By Martha Sullivan

It’s easy to make fun of the Sixers, who haven’t won an NBA title in 32 years, and whom Ed Snider, supposedly a sports business genius, ran into the ground for 15 years before Josh Harris bought them off the scrap heap.

The 2015-16 season opens in 11 days, and here is how ESPN magazine rates the franchise:

Overall: 98th out of 122 teams ranked
Title track: 82
Ownership: 108
Coaching: 56
Players: 73
Fan relations: 98
Affordability: 63
Stadium experience: 100
Bang for the buck: 106
Change from last year: -5

How dire are Philly’s straits? The Sixers narrowly skirted historical ignominy in 2014-15, losing 17 straight to begin the season, falling just one loss short of the 2009-10 Nets’ start of shame.

Still, general manager Sam Hinkie remains stalwart in his lose-to-win approach to basketball, taking 10 steps back in order to (hopefully) take one giant leap forward someday soon.

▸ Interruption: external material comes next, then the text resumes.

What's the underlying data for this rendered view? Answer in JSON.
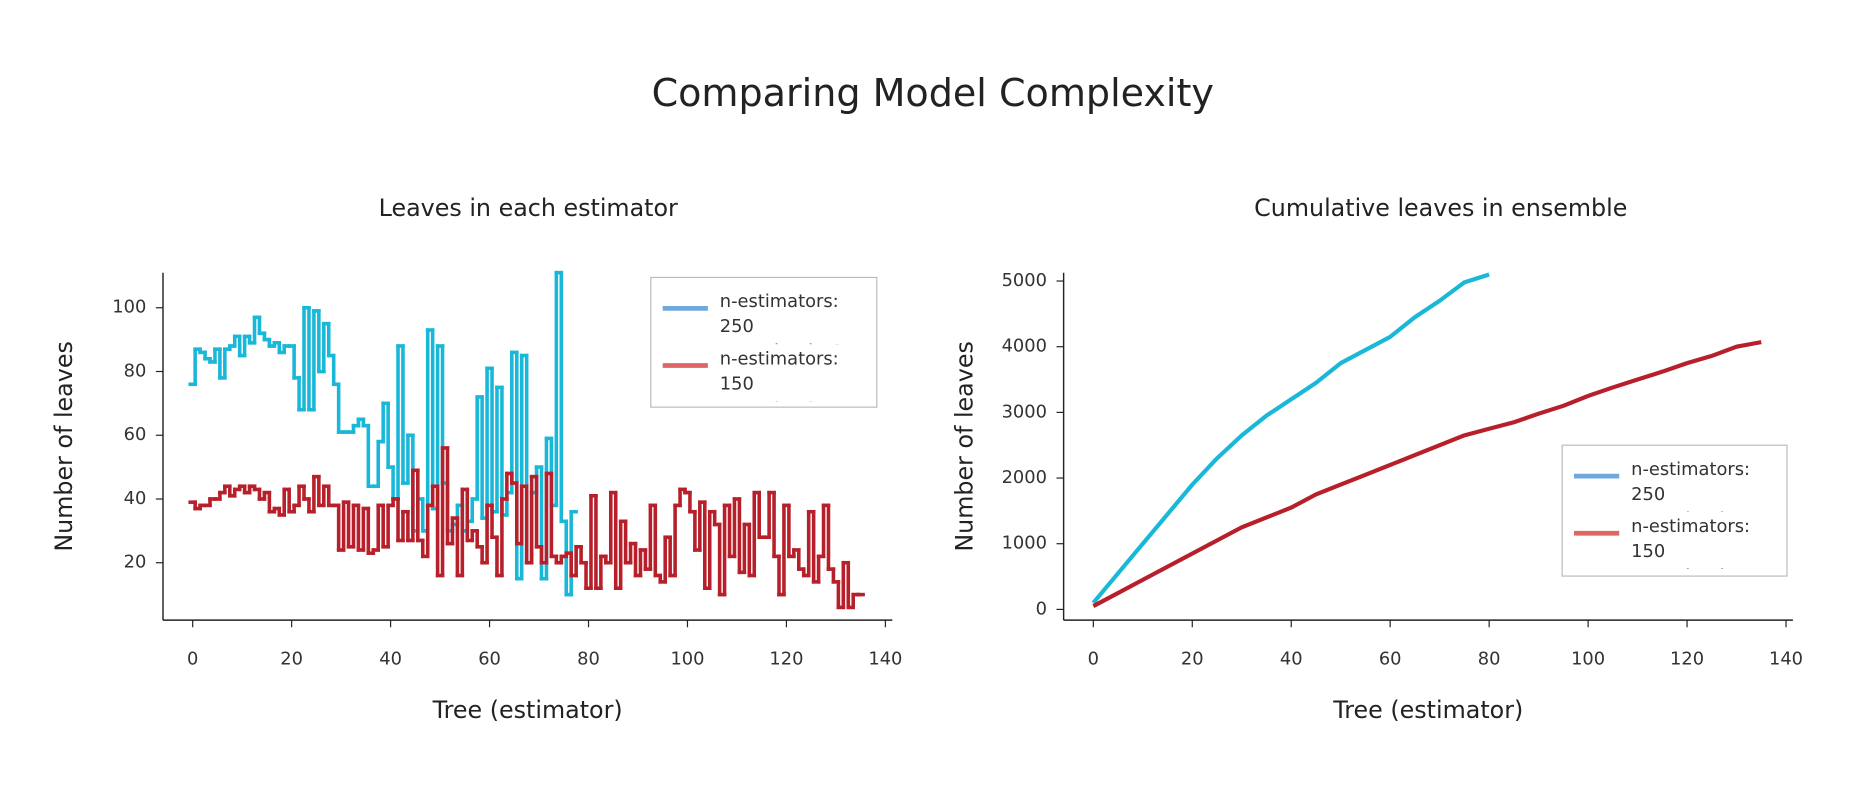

Color the City of Brotherly Love skeptical: The fans’ faith in ownership — and its ability to produce a championship — both took hits in our rankings this year, falling 19 and 15 spots, respectively.

What’s good

The Sixers are losing, but it’s by design! No, really, fans in Philly seem relatively confident that the team’s uncanny knack for stockpiling losses is not due to incompetence from the guy on the sideline, nor the young nucleus taking the court every night.

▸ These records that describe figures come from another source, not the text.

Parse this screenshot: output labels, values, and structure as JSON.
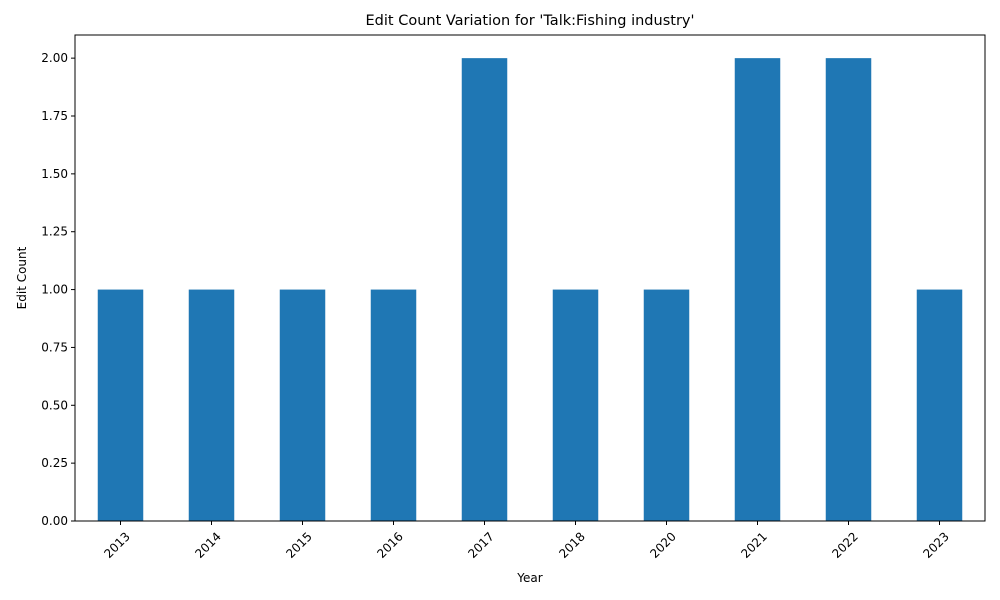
{
  "chart_data": {
    "type": "bar",
    "title": "Edit Count Variation for 'Talk:Fishing industry'",
    "xlabel": "Year",
    "ylabel": "Edit Count",
    "categories": [
      "2013",
      "2014",
      "2015",
      "2016",
      "2017",
      "2018",
      "2020",
      "2021",
      "2022",
      "2023"
    ],
    "values": [
      1,
      1,
      1,
      1,
      2,
      1,
      1,
      2,
      2,
      1
    ],
    "ylim": [
      0,
      2.1
    ],
    "yticks": [
      "0.00",
      "0.25",
      "0.50",
      "0.75",
      "1.00",
      "1.25",
      "1.50",
      "1.75",
      "2.00"
    ],
    "bar_color": "#1f77b4",
    "grid": false,
    "legend": "none"
  }
}
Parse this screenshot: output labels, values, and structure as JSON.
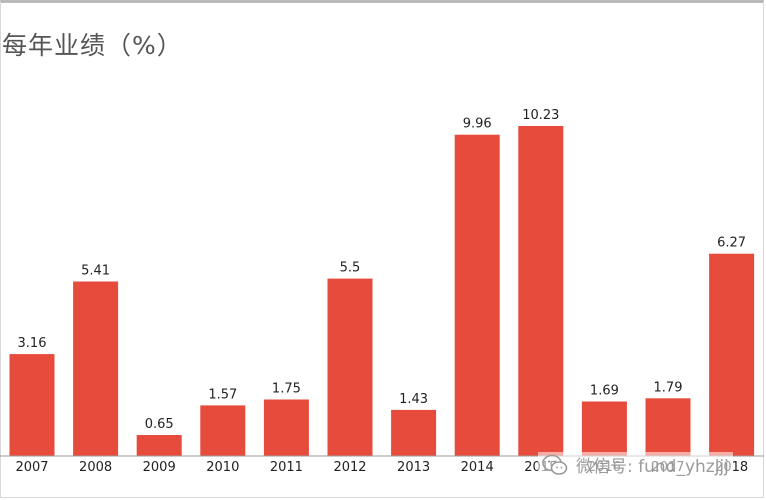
{
  "title": "每年业绩（%）",
  "watermark": {
    "icon": "wechat-icon",
    "text": "微信号: fund_yhzjjj"
  },
  "colors": {
    "bar": "#e64b3c",
    "axis": "#9a9a9a",
    "label": "#222222"
  },
  "chart_data": {
    "type": "bar",
    "title": "每年业绩（%）",
    "xlabel": "",
    "ylabel": "",
    "categories": [
      "2007",
      "2008",
      "2009",
      "2010",
      "2011",
      "2012",
      "2013",
      "2014",
      "2015",
      "2016",
      "2017",
      "2018"
    ],
    "values": [
      3.16,
      5.41,
      0.65,
      1.57,
      1.75,
      5.5,
      1.43,
      9.96,
      10.23,
      1.69,
      1.79,
      6.27
    ],
    "value_labels": [
      "3.16",
      "5.41",
      "0.65",
      "1.57",
      "1.75",
      "5.5",
      "1.43",
      "9.96",
      "10.23",
      "1.69",
      "1.79",
      "6.27"
    ],
    "ylim": [
      0,
      10.23
    ],
    "grid": false,
    "legend": "none"
  }
}
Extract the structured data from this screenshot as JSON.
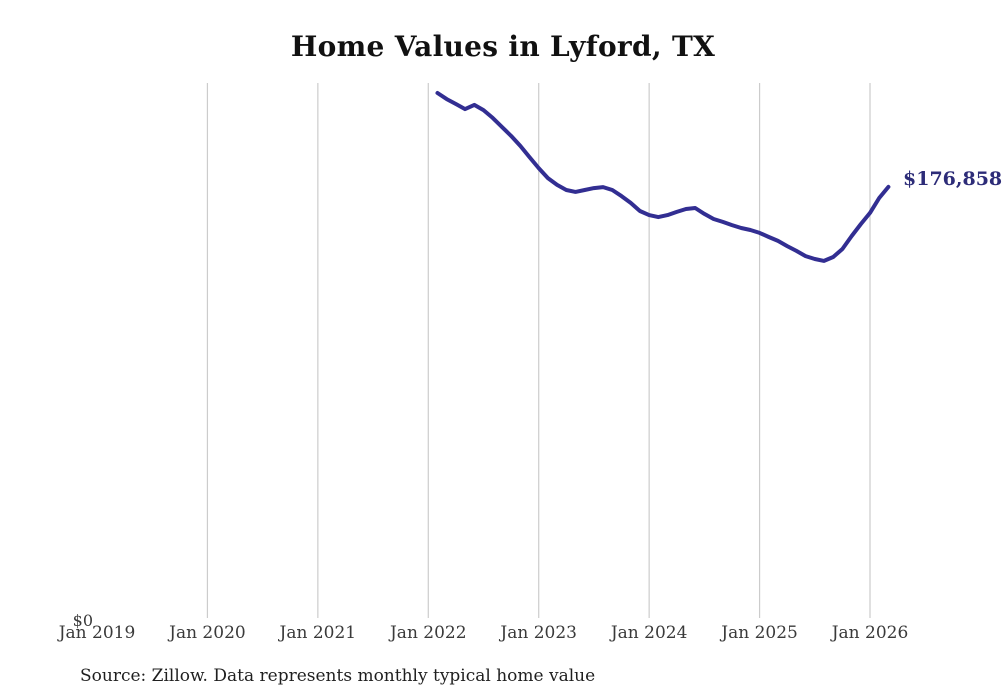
{
  "chart": {
    "title": "Home Values in Lyford, TX",
    "y_zero_label": "$0",
    "end_label": "$176,858",
    "source": "Source: Zillow. Data represents monthly typical home value",
    "colors": {
      "line": "#322e92",
      "end_label": "#2d2c78",
      "gridline": "#cccccc",
      "title_text": "#111111",
      "axis_text": "#3a3a3a",
      "source_text": "#1f1f1f",
      "background": "#ffffff"
    }
  },
  "chart_data": {
    "type": "line",
    "title": "Home Values in Lyford, TX",
    "xlabel": "",
    "ylabel": "",
    "grid": "vertical-only",
    "legend": "none",
    "ylim": [
      0,
      219500
    ],
    "x_axis": {
      "tick_labels": [
        "Jan 2019",
        "Jan 2020",
        "Jan 2021",
        "Jan 2022",
        "Jan 2023",
        "Jan 2024",
        "Jan 2025",
        "Jan 2026"
      ],
      "tick_month_index": [
        0,
        12,
        24,
        36,
        48,
        60,
        72,
        84
      ],
      "gridline_month_index": [
        12,
        24,
        36,
        48,
        60,
        72,
        84
      ],
      "months_per_tick": 12,
      "domain_month_index": [
        0,
        88
      ]
    },
    "series": [
      {
        "name": "Monthly typical home value",
        "start": "Feb 2022",
        "end": "Mar 2026",
        "start_month_index": 37,
        "values": [
          215400,
          212900,
          210900,
          208800,
          210500,
          208400,
          205200,
          201500,
          197800,
          193700,
          189100,
          184600,
          180500,
          177700,
          175600,
          174800,
          175600,
          176400,
          176800,
          175600,
          173100,
          170300,
          167000,
          165300,
          164500,
          165300,
          166600,
          167800,
          168200,
          165800,
          163700,
          162500,
          161200,
          160000,
          159200,
          158000,
          156300,
          154700,
          152600,
          150600,
          148500,
          147300,
          146500,
          148100,
          151400,
          156700,
          161600,
          166200,
          172300,
          176858
        ]
      }
    ],
    "latest_point": {
      "month": "Mar 2026",
      "value": 176858,
      "label": "$176,858"
    },
    "annotations": [
      {
        "text": "$176,858",
        "attached_to": "last-point"
      },
      {
        "text": "$0",
        "attached_to": "y-axis-bottom"
      }
    ]
  }
}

Head coach Brett Brown and his staff make a habit of compiling exhaustive analytics — from tracking player percentages in shootarounds to monitoring hydration and sleep levels with a “fatigue-tracking GPS device.” Coaching, in turn, received a modest bump, rising seven spots to a respectable No. 56.

What’s bad

So, so much. On the court, the Sixers were the league’s worst shooting team, barely hitting over 40 percent, and under 70 from the line. And 2014 No. 3 pick Joel Embiid looks to be on track to miss his first two seasons in a Philly uniform, waylaid by a host of back and foot injuries. All that is to say, not shockingly, much of the life has been sucked out of the Wells Fargo Center, which has finished near the bottom of the league in attendance the past two seasons. And despite a relatively respectable showing in affordability (No. 63), the Sixers’ fan cost per season increased by 6.2 percent — more than three times the NBA average. So the team’s bang for the buck? Holding strong in the sub-100s for the second straight year.

What’s new

Optimism? In Philly? About the basketball team? Don’t look now, but Philadelphians are (cautiously) encouraged by the team’s collection of young talent. Nerlens Noel’s turn as rookie of the year hopeful in 2014-15 and the addition of Duke big man Jahlil Okafor in the 2015 draft helped boost the Sixers’ players ranking by 25 spots from last year.